The lack of targeted, longer-term funding is a major detriment to problem solving. Technology trends and drivers change year on year, which does not allow for many brilliant ideas to be funded or for enough of them to reach the shop floor. For example, if you look at the top five robot trends for 2023 and 2024 as reported on by the International Federation of Robotics, you cannot see two of them being the same. Arguably, AI is present in both lists but, even so, it is changing its focus.
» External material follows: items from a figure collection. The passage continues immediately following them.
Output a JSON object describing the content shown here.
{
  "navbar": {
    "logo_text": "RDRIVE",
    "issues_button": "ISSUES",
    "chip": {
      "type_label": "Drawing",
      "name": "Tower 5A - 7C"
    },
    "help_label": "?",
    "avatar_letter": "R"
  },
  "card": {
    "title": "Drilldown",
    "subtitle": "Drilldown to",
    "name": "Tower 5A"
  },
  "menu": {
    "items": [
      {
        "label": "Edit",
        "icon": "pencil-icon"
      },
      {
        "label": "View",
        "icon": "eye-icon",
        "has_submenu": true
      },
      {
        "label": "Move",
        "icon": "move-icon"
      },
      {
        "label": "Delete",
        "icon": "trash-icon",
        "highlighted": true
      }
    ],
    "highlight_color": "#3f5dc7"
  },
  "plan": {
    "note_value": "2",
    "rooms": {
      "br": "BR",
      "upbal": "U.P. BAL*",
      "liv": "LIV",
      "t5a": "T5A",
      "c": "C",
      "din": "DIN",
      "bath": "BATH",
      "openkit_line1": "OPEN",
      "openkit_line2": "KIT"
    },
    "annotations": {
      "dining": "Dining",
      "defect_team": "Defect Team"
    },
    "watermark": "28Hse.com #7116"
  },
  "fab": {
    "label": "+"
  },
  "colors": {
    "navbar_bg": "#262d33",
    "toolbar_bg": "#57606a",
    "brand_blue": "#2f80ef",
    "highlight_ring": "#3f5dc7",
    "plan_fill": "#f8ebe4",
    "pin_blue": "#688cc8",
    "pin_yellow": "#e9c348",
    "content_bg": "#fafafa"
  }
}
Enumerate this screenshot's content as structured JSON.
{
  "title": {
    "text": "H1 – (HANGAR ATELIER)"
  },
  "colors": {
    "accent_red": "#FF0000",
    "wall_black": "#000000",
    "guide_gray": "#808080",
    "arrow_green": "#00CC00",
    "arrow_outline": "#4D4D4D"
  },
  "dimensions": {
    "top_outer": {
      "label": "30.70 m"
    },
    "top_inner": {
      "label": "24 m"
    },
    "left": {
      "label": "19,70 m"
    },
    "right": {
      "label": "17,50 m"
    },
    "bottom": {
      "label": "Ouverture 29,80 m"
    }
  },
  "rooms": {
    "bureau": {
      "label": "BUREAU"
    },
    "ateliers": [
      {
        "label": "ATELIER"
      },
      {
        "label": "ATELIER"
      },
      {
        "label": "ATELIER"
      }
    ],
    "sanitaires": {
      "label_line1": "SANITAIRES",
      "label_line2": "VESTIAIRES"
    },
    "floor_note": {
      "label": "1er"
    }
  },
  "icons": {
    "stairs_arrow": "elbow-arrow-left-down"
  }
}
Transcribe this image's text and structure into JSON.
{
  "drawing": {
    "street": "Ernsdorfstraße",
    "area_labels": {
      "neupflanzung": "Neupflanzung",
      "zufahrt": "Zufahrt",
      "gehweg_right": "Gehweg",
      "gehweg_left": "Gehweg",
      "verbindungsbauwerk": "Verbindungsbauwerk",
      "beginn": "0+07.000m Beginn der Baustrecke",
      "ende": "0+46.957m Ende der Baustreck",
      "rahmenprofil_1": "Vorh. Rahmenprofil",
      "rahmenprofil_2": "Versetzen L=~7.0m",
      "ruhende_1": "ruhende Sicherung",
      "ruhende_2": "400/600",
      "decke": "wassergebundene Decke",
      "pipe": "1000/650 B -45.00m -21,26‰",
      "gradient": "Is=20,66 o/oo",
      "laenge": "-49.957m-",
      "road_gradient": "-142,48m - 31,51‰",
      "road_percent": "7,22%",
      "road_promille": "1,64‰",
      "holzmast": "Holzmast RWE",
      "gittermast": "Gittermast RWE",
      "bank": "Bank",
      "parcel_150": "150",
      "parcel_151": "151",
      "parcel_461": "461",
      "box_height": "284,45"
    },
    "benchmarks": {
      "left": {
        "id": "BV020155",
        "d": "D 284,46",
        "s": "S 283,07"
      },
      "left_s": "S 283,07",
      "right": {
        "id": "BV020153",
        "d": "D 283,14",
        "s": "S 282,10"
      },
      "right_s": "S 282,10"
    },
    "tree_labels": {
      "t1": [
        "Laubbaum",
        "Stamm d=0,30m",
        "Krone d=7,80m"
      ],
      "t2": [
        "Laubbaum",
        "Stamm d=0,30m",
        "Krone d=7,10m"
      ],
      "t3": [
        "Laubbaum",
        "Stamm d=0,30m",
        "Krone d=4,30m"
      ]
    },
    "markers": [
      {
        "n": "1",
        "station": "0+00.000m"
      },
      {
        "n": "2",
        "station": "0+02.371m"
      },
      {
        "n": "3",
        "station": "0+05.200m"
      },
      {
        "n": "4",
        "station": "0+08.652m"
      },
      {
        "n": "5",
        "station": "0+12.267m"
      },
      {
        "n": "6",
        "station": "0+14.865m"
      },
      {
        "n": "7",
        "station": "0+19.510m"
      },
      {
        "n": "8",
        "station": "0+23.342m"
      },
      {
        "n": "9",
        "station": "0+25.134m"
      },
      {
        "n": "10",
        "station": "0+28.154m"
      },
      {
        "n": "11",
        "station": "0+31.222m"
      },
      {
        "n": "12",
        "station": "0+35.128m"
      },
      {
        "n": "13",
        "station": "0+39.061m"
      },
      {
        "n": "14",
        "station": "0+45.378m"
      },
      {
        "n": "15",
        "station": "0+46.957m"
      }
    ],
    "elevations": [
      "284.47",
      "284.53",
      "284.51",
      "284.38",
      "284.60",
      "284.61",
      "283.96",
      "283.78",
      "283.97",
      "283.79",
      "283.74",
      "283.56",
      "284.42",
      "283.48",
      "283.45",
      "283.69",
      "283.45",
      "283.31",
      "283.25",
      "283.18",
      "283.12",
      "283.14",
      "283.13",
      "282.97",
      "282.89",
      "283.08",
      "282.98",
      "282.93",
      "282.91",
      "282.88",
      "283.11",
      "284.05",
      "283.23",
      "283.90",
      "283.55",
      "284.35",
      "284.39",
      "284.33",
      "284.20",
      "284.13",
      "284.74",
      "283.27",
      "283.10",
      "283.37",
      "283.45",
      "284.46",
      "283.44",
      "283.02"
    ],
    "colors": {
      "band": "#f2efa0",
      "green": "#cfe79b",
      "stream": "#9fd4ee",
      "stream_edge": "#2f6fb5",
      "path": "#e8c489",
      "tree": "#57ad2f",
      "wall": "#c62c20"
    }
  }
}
The questions remain. How can this be? How can we shift our attention from one thing to the other so fast? We clearly do not spend enough time on consolidating what we achieved. That is potentially because not enough grant funding is targeted at the mid-levels of technology readiness (TRL). There is still a big gap between what you see in research centres and what you see in factories. We tend to fund ‘the next big thing’ and we do not invest enough in getting ‘the current thing’ on a production line. By the time you bring one idea from TRL 1 to TRL 4 (i.e., proof of concept in a laboratory setting), the technology trends have changed, and the funding goes with it. The current model does not allow for ideas to reach TRL 9 (i.e., solution in production environment), which is perhaps one of the needed changes to enable that shift on the manufacturing shop floor and to push those brilliant solutions out of the research centre.
On the other hand, full adoption of the technology itself is sometimes still a barrier even if higher TRLs are achieved; from people thinking that automation means robots coming in and taking their jobs, to legislation not catching up with innovation fast enough, many clever and potentially world-changing solutions are left stuck in a never-ending loop of failure to launch.
Getting the supply chain to keep up is crucial as well. That supply chain tends to be reliant on small and medium enterprises (SMEs), for which Industry 4.0 is still unachievable for several reasons (e.g., lack of skills, lack of capital, etc.), while the funding bodies are already talking about Industry 5.0. The gap and inequity between small and big organisations need addressing, too.
Smart manufacturing exists — albeit in research organisations mainly. What is needed is updated funding models to get innovation from research centres into factories, access to funding for all organisations big or small, more streamlined and simplified funding application processes and the trust that adopting new technology and embracing change is the way forward for a sustainable, efficient and better tomorrow.